[Pernah] Jadi Jurnalis
Sekali-kali boleh narsis lah yaw :p |
Hm, ada yang berprofesi
sebagai jurnalis? *ajungin tangan dongs, Hahaha*. Saya ikutan ngacungin tangan
deh, gini-gini juga saya pernah jadi jurnalis tahu *senyum bangga*. Oke, tapi
setelah lulus dari jurusan kewartawanan ini saya tidak memilih untuk menjadi
jurnalis. Lah? Terus… buat apa kamu
kuliah di jurusan Jurnalistik? *tanda tanya sambil muka bengong, Hahha*
Ee…tapii… di postingan
kali ini saya engga akan cerita tentang mengapa saya engga jadi jurnalis
sebagai profesi saya. Postingan ini khusus membahas tentang pengalaman saya
yang (pernah) jadi jurnalis. Hehehe. Yap, siapa tahu diantara para pendatang
yang nyasar ke blog saya ini ada yang berminat untuk masuk ke jurusan Ilmu
Komunikasi Konsetrasi Jurnalistik seperti saya.
Baiklah… check this out deh
yaaa……
Oke, masa kuliah saya
sangat tepat waktu.
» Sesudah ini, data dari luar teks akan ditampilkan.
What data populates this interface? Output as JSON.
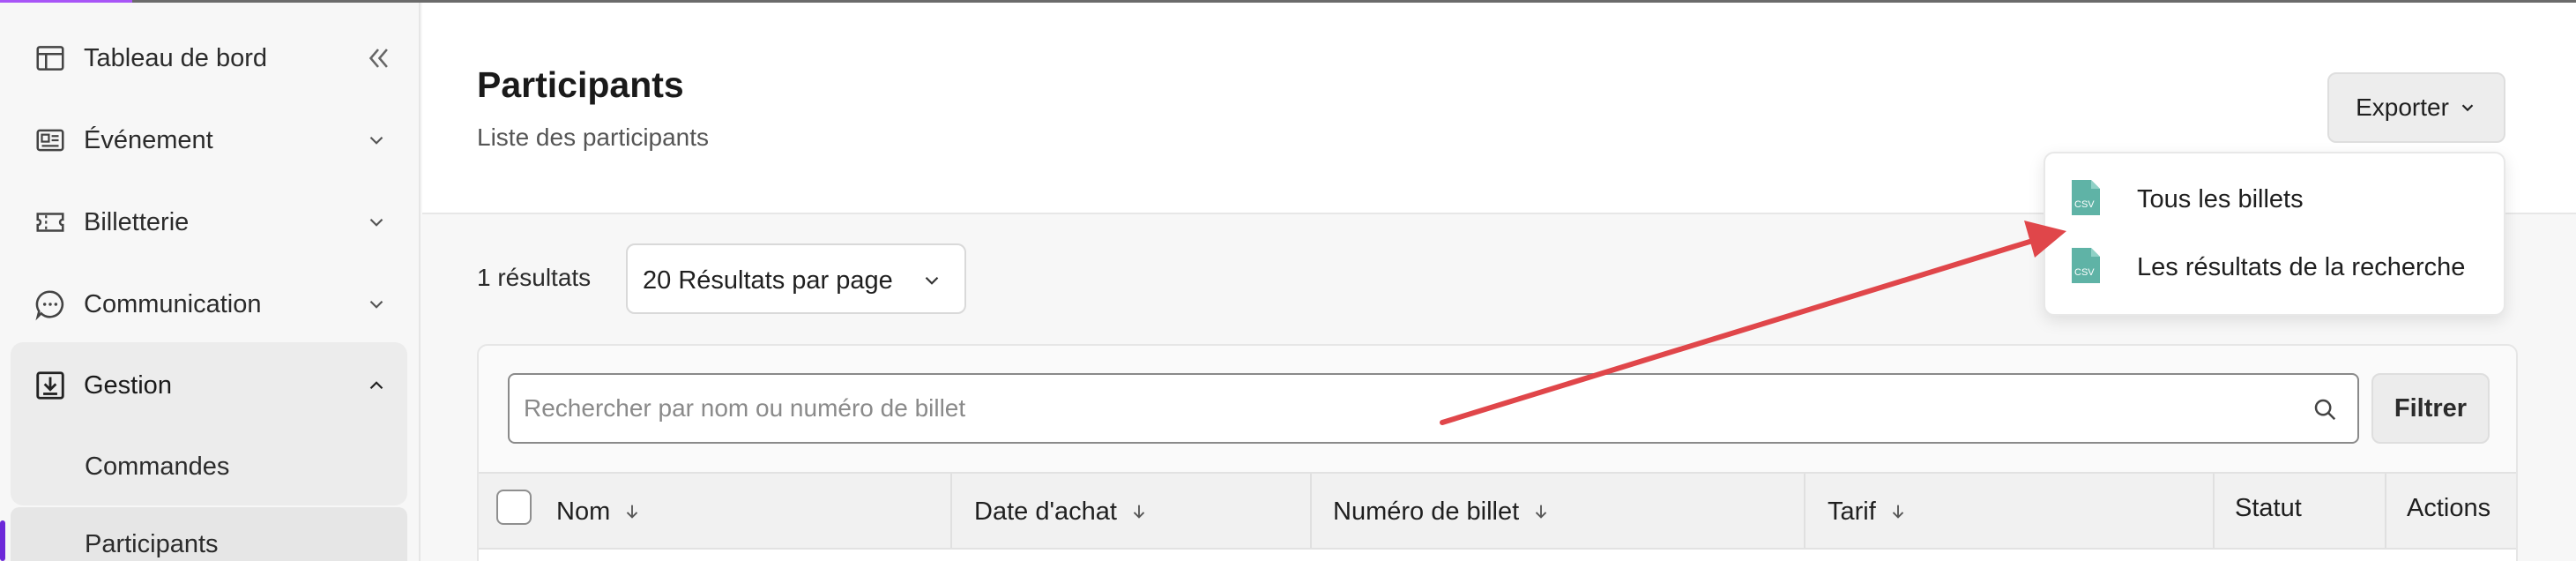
{
  "sidebar": {
    "items": [
      {
        "label": "Tableau de bord",
        "icon": "layout-icon"
      },
      {
        "label": "Événement",
        "icon": "id-card-icon"
      },
      {
        "label": "Billetterie",
        "icon": "ticket-icon"
      },
      {
        "label": "Communication",
        "icon": "chat-icon"
      },
      {
        "label": "Gestion",
        "icon": "download-box-icon"
      }
    ],
    "sub_items": [
      {
        "label": "Commandes"
      },
      {
        "label": "Participants"
      }
    ]
  },
  "header": {
    "title": "Participants",
    "subtitle": "Liste des participants",
    "export_label": "Exporter"
  },
  "export_menu": {
    "items": [
      {
        "label": "Tous les billets",
        "icon": "csv-file-icon"
      },
      {
        "label": "Les résultats de la recherche",
        "icon": "csv-file-icon"
      }
    ],
    "icon_text": "CSV"
  },
  "results": {
    "count_label": "1 résultats",
    "per_page_label": "20 Résultats par page"
  },
  "search": {
    "placeholder": "Rechercher par nom ou numéro de billet",
    "filter_label": "Filtrer"
  },
  "table": {
    "columns": [
      {
        "label": "Nom",
        "sortable": true
      },
      {
        "label": "Date d'achat",
        "sortable": true
      },
      {
        "label": "Numéro de billet",
        "sortable": true
      },
      {
        "label": "Tarif",
        "sortable": true
      },
      {
        "label": "Statut",
        "sortable": false
      },
      {
        "label": "Actions",
        "sortable": false
      }
    ]
  },
  "colors": {
    "accent": "#6d28d9",
    "csv_icon": "#5fb3a6",
    "annotation_arrow": "#e0464a"
  }
}
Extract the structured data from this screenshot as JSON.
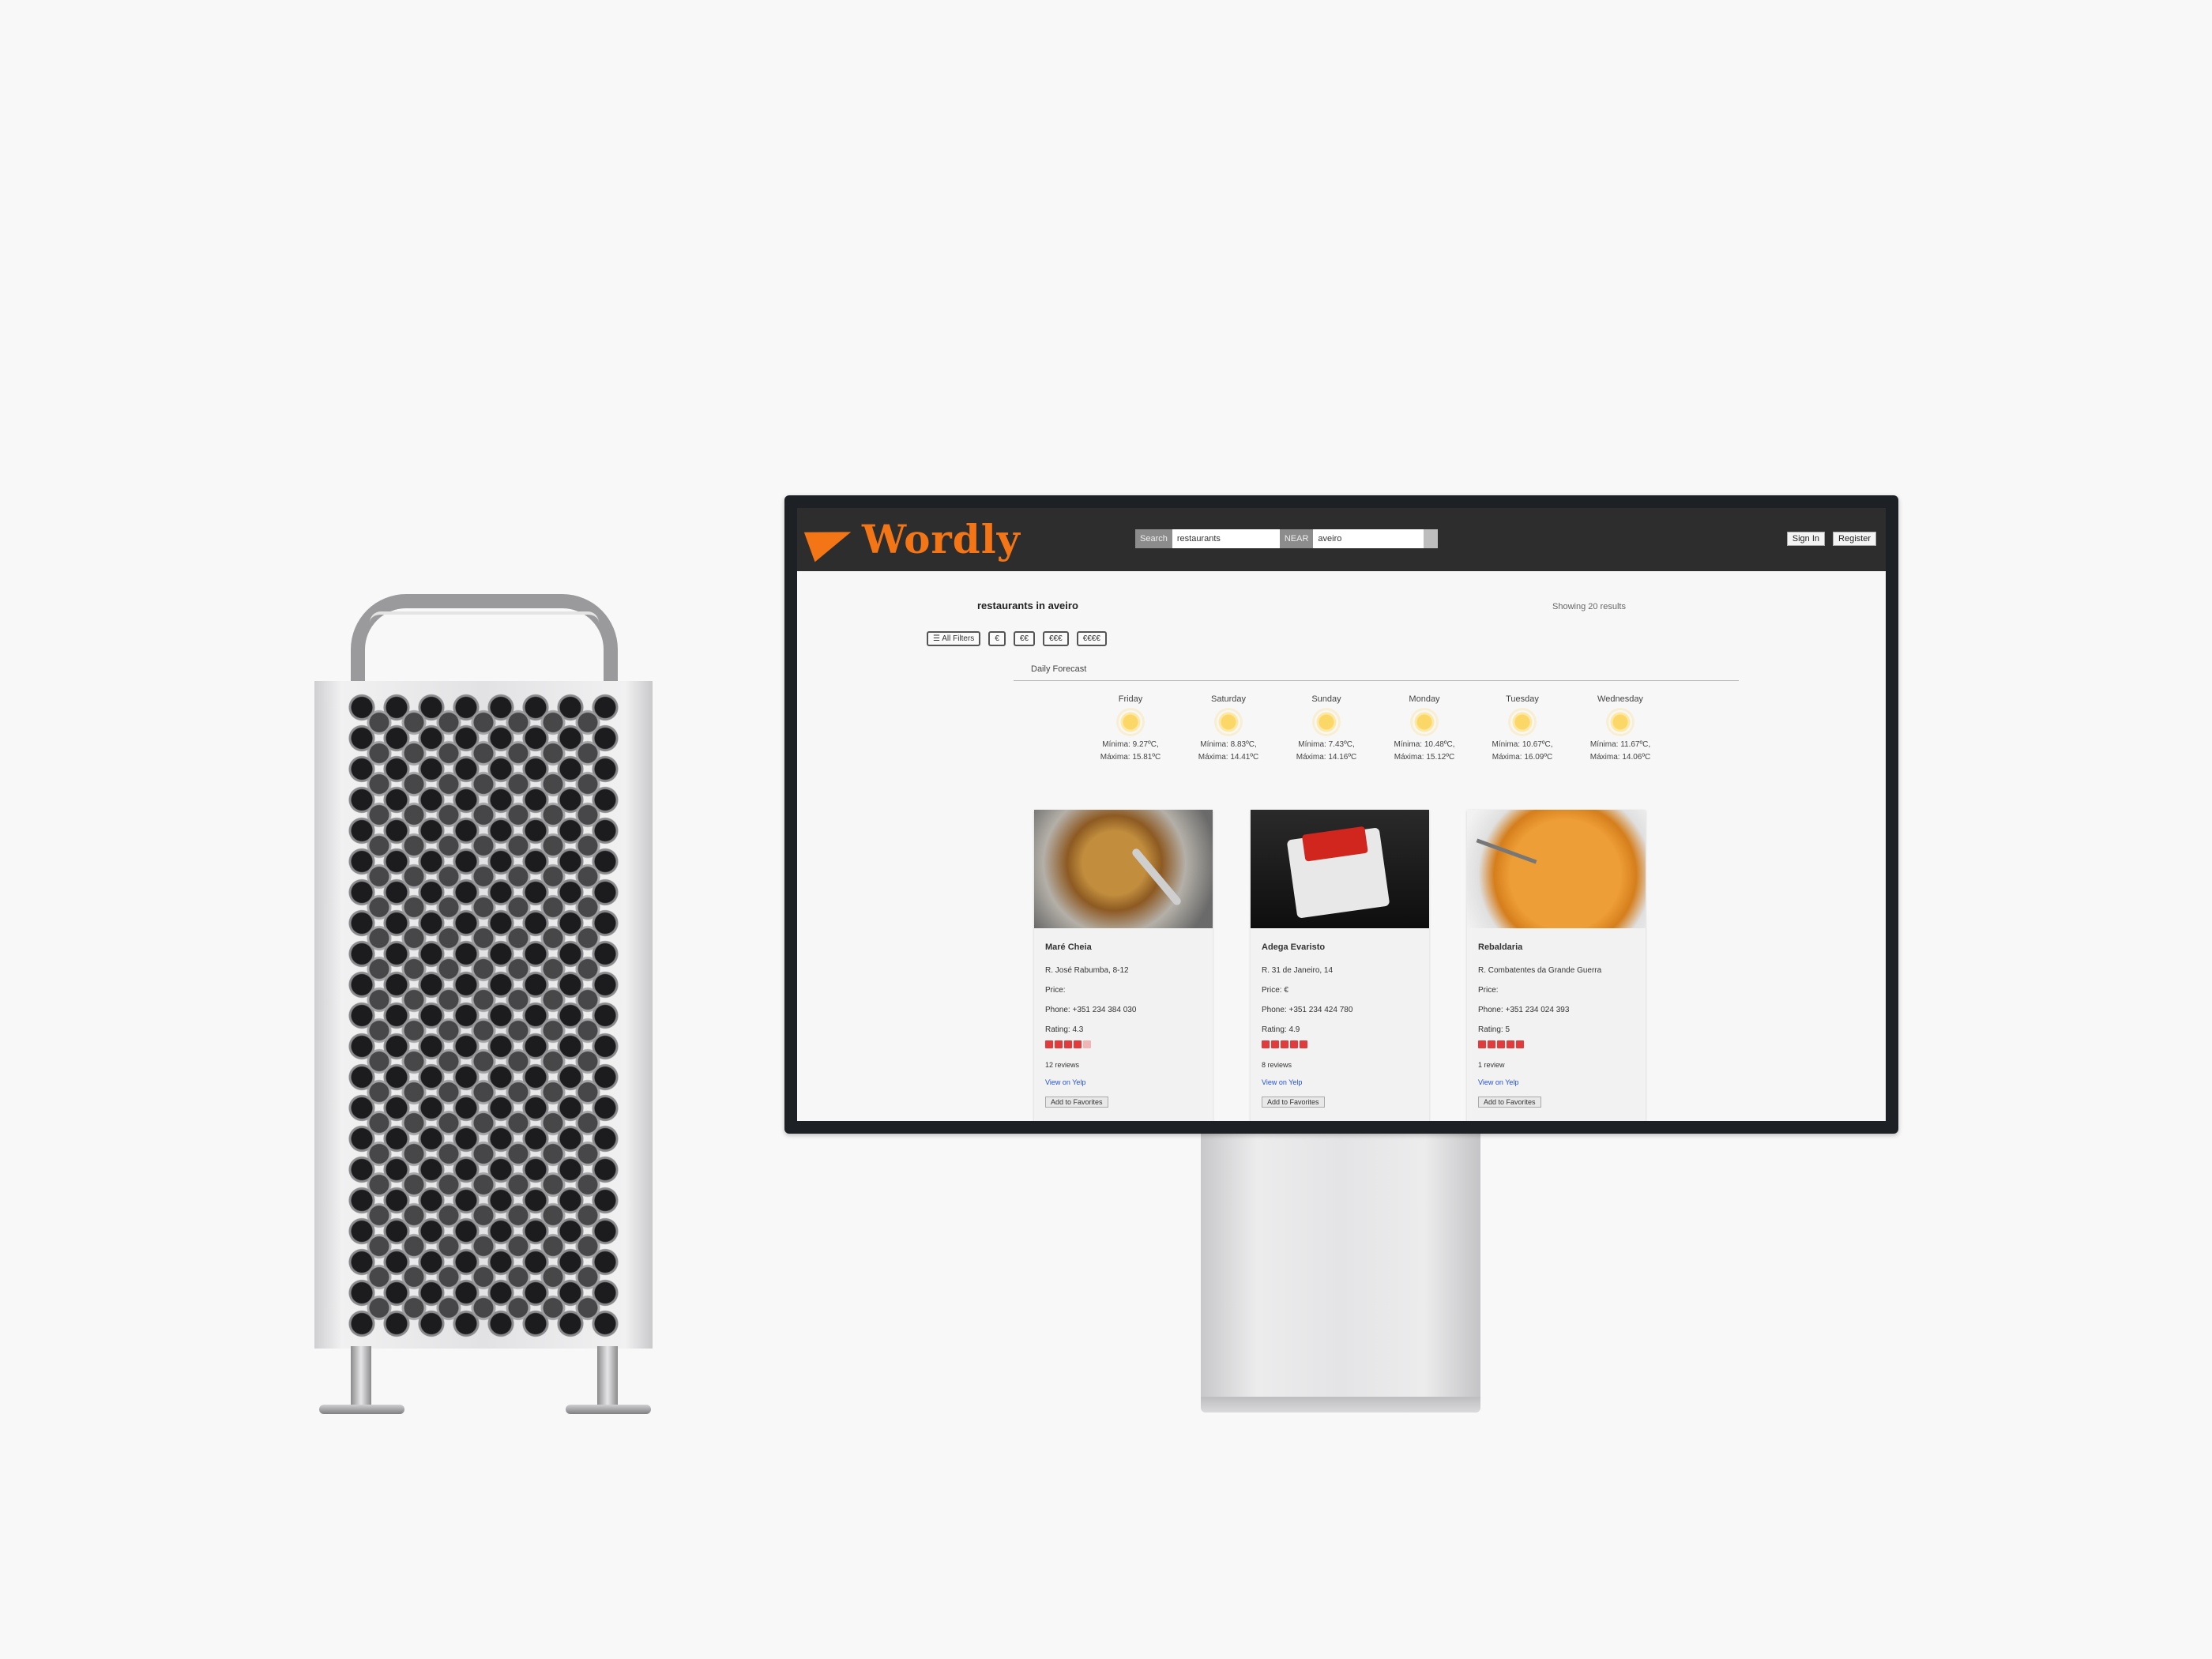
{
  "brand": {
    "name": "Wordly",
    "accent": "#f37516"
  },
  "search": {
    "search_tag": "Search",
    "search_value": "restaurants",
    "near_tag": "NEAR",
    "near_value": "aveiro"
  },
  "auth": {
    "sign_in": "Sign In",
    "register": "Register"
  },
  "page": {
    "title": "restaurants in aveiro",
    "results": "Showing 20 results"
  },
  "filters": [
    "☰ All Filters",
    "€",
    "€€",
    "€€€",
    "€€€€"
  ],
  "forecast": {
    "label": "Daily Forecast",
    "days": [
      {
        "name": "Friday",
        "min": "Mínima: 9.27ºC,",
        "max": "Máxima: 15.81ºC"
      },
      {
        "name": "Saturday",
        "min": "Mínima: 8.83ºC,",
        "max": "Máxima: 14.41ºC"
      },
      {
        "name": "Sunday",
        "min": "Mínima: 7.43ºC,",
        "max": "Máxima: 14.16ºC"
      },
      {
        "name": "Monday",
        "min": "Mínima: 10.48ºC,",
        "max": "Máxima: 15.12ºC"
      },
      {
        "name": "Tuesday",
        "min": "Mínima: 10.67ºC,",
        "max": "Máxima: 16.09ºC"
      },
      {
        "name": "Wednesday",
        "min": "Mínima: 11.67ºC,",
        "max": "Máxima: 14.06ºC"
      }
    ]
  },
  "restaurants": [
    {
      "name": "Maré Cheia",
      "address": "R. José Rabumba, 8-12",
      "price": "Price:",
      "phone": "Phone: +351 234 384 030",
      "rating_label": "Rating: 4.3",
      "rating": 4.3,
      "reviews": "12 reviews",
      "yelp": "View on Yelp",
      "fav": "Add to Favorites"
    },
    {
      "name": "Adega Evaristo",
      "address": "R. 31 de Janeiro, 14",
      "price": "Price: €",
      "phone": "Phone: +351 234 424 780",
      "rating_label": "Rating: 4.9",
      "rating": 4.9,
      "reviews": "8 reviews",
      "yelp": "View on Yelp",
      "fav": "Add to Favorites"
    },
    {
      "name": "Rebaldaria",
      "address": "R. Combatentes da Grande Guerra",
      "price": "Price:",
      "phone": "Phone: +351 234 024 393",
      "rating_label": "Rating: 5",
      "rating": 5,
      "reviews": "1 review",
      "yelp": "View on Yelp",
      "fav": "Add to Favorites"
    }
  ]
}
Masuk tahun 2010 dan lulus tahun 2014. Yap, empat tahun
pas—engga prematur dan engga … istilahnya apa yaa? pokoknya engga kelebihan
laah. Jurusan yang saya ambil adalah Ilmu Komunikasi dengan konsentrasi di
bidang Jurnalistik. Mulanya saya ambil jurusan ini—sebenarnya memang bukan
berniat untuk jadi wartawan setelah lulus, meskipun sempat tertarik untuk
menekuni profesi ini.
Yap, selama saya kuliah
di jurusan jurnalistik dan punya kesempatan untuk kunjungan atau magang di
beberapa media, sedikitnya saya jadi tahulah kerjaan jurnalis itu seperti
apa—karena saya pun pernah mengalaminya. Sebenarnya enak dan engga enak itu
memang tergantung mindset kita sih.
Tapi yaa… saya kasih tahu aja ya enak sama engga enaknya jadi jurnalis itu
seperti apa.
Mari mulai dengan engga
enaknya dulu. Kesan pertama jadi
jurnalis itu CAPEK, MAAAKKKK! Cari berita dari satu tempat ke tempat lain,
kejar narasumber dari si A kemudian ke si B, dan memantau isu terhangat baik
regional, nasional maupun internasional—nah kalau ini jadi berasa orang yang
paling update tentang berita, Hahaha.
Iya, mau jadi wartawan cetak ataupun elektronik harus siap dengan konsekwensi
terpapar sinar matahari dan terguyur hujan deras. It’s true, dan saya pernah mengalaminya -____-.
Kedua,
bersiap-siaplah untuk bekerja di hari libur nasional. Iyalaah, jurnalis itu
engga ada matinyee… eeh maksud saya engga ada liburnya dan engga tahu waktunya.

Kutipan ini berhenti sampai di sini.